The other night, a smart, informed, generally liberal friend of mine used a recent Thomas Friedman column to bolster a point he was making. Thomas Friedman? Why would intelligent people cite him, much less read him?
At the time, I claimed Thomas Friedman is the dumbest person to be given a prominent role in mainstream punditry, but I was wrong. His problem is not stupidity – he writes coherent sentences, and he discusses high-level topics. So I don’t think he’s tremendously dumb, particularly when judged against his peers in punditry. He could be in the upper quartile of national pundits.
I think his bigger problem is a complete absence of intellectual accountability, integrity, and shame. In the article my friend cited, he wrote: To me, the most important reason for the Iraq war was never W.M.D. It was to see if we could partner with Iraqis to help them build something that does not exist in the modern Arab world: a state, a context, where the constituent communities — Shiites, Sunnis and Kurds — write their own social contract for how to live together without an iron fist from above. Iraq has proved staggeringly expensive and hugely painful. The mistakes we made should humble anyone about nation-building in Afghanistan. It does me.
Really? Here’s how I recall Thomas Friedman justifying the Iraq War (and, yes, this is a real quotation): What (Iraqis) needed to see was American boys and girls going house to house, from Basra to Baghdad, and basically saying, ‘Which part of this sentence don’t you understand? You don’t think, you know, we care about our open society, you think this bubble fantasy, we’re just gonna to let it grow? Well, Suck. On. This.

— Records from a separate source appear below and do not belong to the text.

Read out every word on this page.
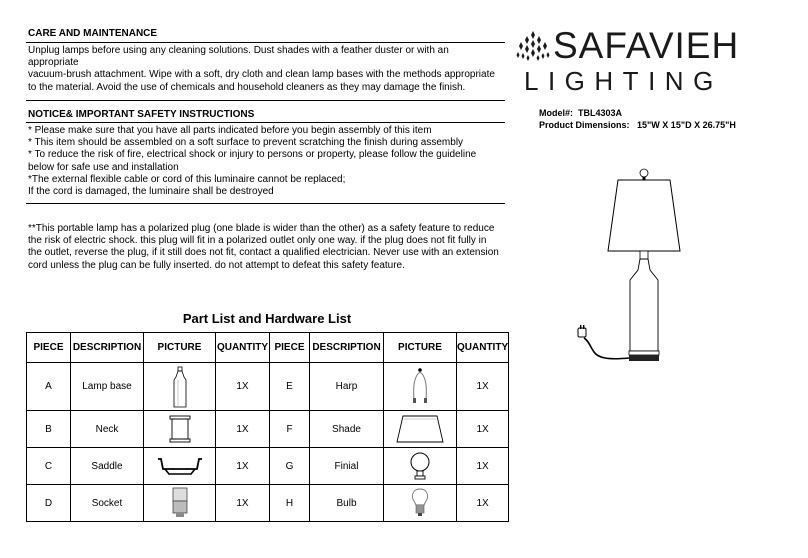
CARE AND MAINTENANCE
Unplug lamps before using any cleaning solutions. Dust shades with a feather duster or with an
appropriate
vacuum-brush attachment. Wipe with a soft, dry cloth and clean lamp bases with the methods appropriate
to the material. Avoid the use of chemicals and household cleaners as they may damage the finish.
NOTICE& IMPORTANT SAFETY INSTRUCTIONS
* Please make sure that you have all parts indicated before you begin assembly of this item
* This item should be assembled on a soft surface to prevent scratching the finish during assembly
* To reduce the risk of fire, electrical shock or injury to persons or property, please follow the guideline
below for safe use and installation
*The external flexible cable or cord of this luminaire cannot be replaced;
If the cord is damaged, the luminaire shall be destroyed
**This portable lamp has a polarized plug (one blade is wider than the other) as a safety feature to reduce
the risk of electric shock. this plug will fit in a polarized outlet only one way. if the plug does not fit fully in
the outlet, reverse the plug, if it still does not fit, contact a qualified electrician. Never use with an extension
cord unless the plug can be fully inserted. do not attempt to defeat this safety feature.
Part List and Hardware List
PIECE	DESCRIPTION	PICTURE	QUANTITY	PIECE	DESCRIPTION	PICTURE	QUANTITY
A	Lamp base		1X	E	Harp		1X
B	Neck		1X	F	Shade		1X
C	Saddle		1X	G	Finial		1X
D	Socket		1X	H	Bulb		1X
SAFAVIEH
LIGHTING
Model#: TBL4303A
Product Dimensions: 15"W X 15"D X 26.75"H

Similarly, Friedman has achieved fame for “Friedman Units” – his series of “6-month windows of opportunity” in Iraq. I don’t care about him enough to keep an exhaustive mental list on his costly intellectual blunders, but here’s a source with citations that ends mercifully in mid-2006. It would be a major burden to update the list with his many further false but confident prognostications.
In the column my friend cited, I am unable to figure out what point Friedman is making when he writes: “The reason India, with the world’s second-largest population of Muslims, has a thriving Muslim minority (albeit with grievances but with no prisoners in Guantánamo Bay) is because of the context of pluralism and democracy it has built at home”. If he’s seriously claiming that India does not suffer from Islamic extremist violence, he’s seriously misinformed. But it sounds thrillingly intelligent, doesn’t it? All he’s really doing, though, is taking an unspeakably mundane, obvious point – people view the world from their societal context – and trying to make it into something a little shinier and insightful-seeming by dropping in a half-truth about a foreign land. That’s his schtick – he does it all the time.
Yesterday, he was on TV, comparing Afghanistan to a “special needs child”. No, really, he did:
Fareed, we’re talking about Afghanistan. And we’re talking about America in the middle of the great recession. I feel like we’re like an unemployed couple who just went out and decided to adopt a special needs baby. You know, I mean, that’s really kind of what we’re doing. And that’s like, whoa, y’know, that terrifies me.
What does it take to be shunned by smart people? How far can he push his luck in twisting obvious facts (our involvement in Afghanistan is expensive) into outrageous metaphors? If Afghanistan is a “special needs child”, then it’s a “special needs child” that knocked down the World Trade Center, and produces heroin for the world. It doesn’t remind me of any “special needs child” I have ever known, and it’s hard for me to understand how, exactly, Friedman is able to get away with such crazy talk and still be invited back on TV and offered space in major newspapers.
I don’t hate Tom Friedman – I kind of admire his chutzpah. He’s obviously selling something that people like to buy – and continue to buy.
If I stood before you and told you that in 6 months, all Arab-Israeli conflicts will be peacefully resolved, you would be surprised, and 6 months later, if I was right, you would think I’m somebody worth listening to. But if I were wrong, and I said, again, without apologizing or explaining my prior mistake, that all Arab-Israeli conflicts will be peacefully resolved in the next 6 months, you would again be surprised, and probably more than a little doubtful that I know what in the hell I’m talking about. Then, if I tried the same thing again in 6 months, still without results, you would stuff a sweat sock in my mouth to shut me up.
But if I were Tom Friedman, you would publish my prediction in the New York Times, and people would invite me onto talk shows to expound upon my incredible insight and wisdom.
I don’t know how he does it.
Yes, I’m jealous.
I was wrong when I claimed he is “dumb”. That’s not true. Instead, he is gilded mediocrity, with a gigantic gap in his moral compass that allows him to endorse a war to tell people to “Suck. On. This.”